Tu peux t'indigner, me maudire et même me déshériter, cela m'est, parbleu! bien égal. Daniel!.. tout court, tu entends?.. Daniel me plaît; c'est un homme de cœur, estimé de ses chefs, aimé de ses amis. Si Édith le trouve à son goût, c'est une affaire réglée. Certes, je soupçonne bien qu'il ne sort pas de la cuisse de Jupiter. Je suis de ton avis sur ce point-là; une fois n'est pas coutume. Cette tante qu'il nous amène est, j'imagine, une vraie paysanne, probablement enrichie dans le commerce des bestiaux, comme tu dis. Est-ce que nous sommes des Montmorency, nous autres? D'ailleurs, tu connais mes idées. Je t'ai mille fois répété que j'étais un homme indépendant, au-dessus des préjugés. Je prendrai le capitaine pour gendre, si, comme je l'espère, Édith y consent. Tant vaut l'intelligence, tant vaut l'homme.
Quand l'homme vaut un million!
Mon compliment. Tu as parlé trois minutes sans dire une bêtise.
Le capitaine Daniel!
Enfin!
SCÈNE IX
Vous voici donc, mon cher!
Monsieur… (Saluant Césarine.) Je vous présente mes hommages, mademoiselle.
Vous êtes bien bon, monsieur. (Elle le lorgne.) Édith l'aime… Il n'a pourtant rien d'extraordinaire.
Madame votre tante est arrivée avec vous?
Oui, monsieur.
J'espère que nous aurons bientôt le plaisir de la connaître. Mais pourquoi diable me demander un rendez-vous de façon solennelle? Est-ce que ma maison ne vous est pas ouverte?
C'est que j'ai à vous parler de choses graves.
Un entretien particulier?
Oui, monsieur.
Je vois que je suis de trop et je me retire.
Non, mademoiselle; vous êtes la sœur de M. Godefroy, et, comme telle, je vous prie de vouloir bien rester.
Je vous laisse. (A Daniel.) Vous savez que je vous suis acquis, mon cher capitaine. Si vous avez besoin de moi…
Je le sais, monsieur, et vous remercie du fond du cœur.
SCÈNE X
Maintenant que nous sommes entre nous, mon cher ami… Mais asseyez-vous d'abord, je vous prie.

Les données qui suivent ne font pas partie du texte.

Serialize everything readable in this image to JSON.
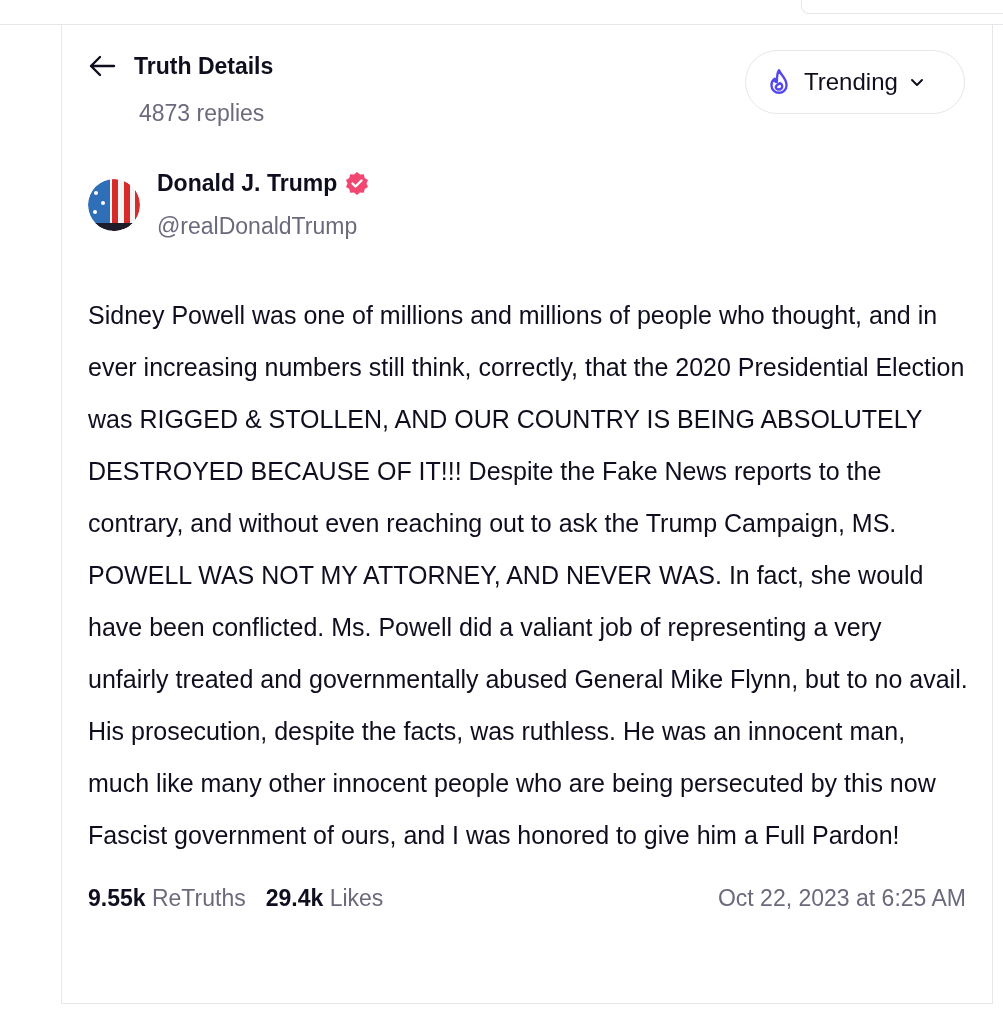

Quand j'ai eu l'honneur de vous être présenté, il y a deux mois, au bal de la Préfecture, vous avez été assez bon pour m'accueillir de tout cœur. Votre maison m'a été ouverte. Puis, les semaines ont passé, et un jour j'ai senti que je n'avais pu voir mademoiselle votre fille sans l'aimer…
J'étais sûr qu'il allait faire sa demande!
Décidément, il n'a rien d'extraordinaire.
Avant d'aller plus loin, monsieur, permettez-moi de vous adresser une question. Dans mes rapports avec vous, ai-je agi autrement que ne doit le faire un galant homme?
Quelle idée!
C'est que plusieurs fois j'ai voulu causer avec vous de ma position, de ma fortune, de ma famille…
C'est inutile.
Permettez-moi d'insister.
C'est inutile, vous dis-je! Vous êtes riche, bien de votre personne, officier, décoré, dans une situation superbe…
Vous m'avez toujours interrompu de cette manière-là! Pourtant aujourd'hui il faut que nous abordions cette question. Ma tante, madame Dubois, est arrivée ce matin à Montauban. Elle viendra vous adresser officiellement une demande en mariage. Auparavant…
Auparavant, je n'ai rien à apprendre. Votre vie est au grand jour, n'est-il pas vrai? Vous aimez ma fille, et j'espère qu'elle vous aimera. Que faut-il de plus? Vous êtes d'une famille de paysans, hein? Je l'ai deviné. Que m'importe! Je suis un homme indépendant, au-dessus des préjugés! C'est vous qu'Édith épousera, non votre famille. Si vous étiez pauvre, je vous la donnerais tout de même. (Césarine tousse très fort. Godefroy reprend, avec dignité.) Tu dis?
Je ne dis rien, je tousse. Continue.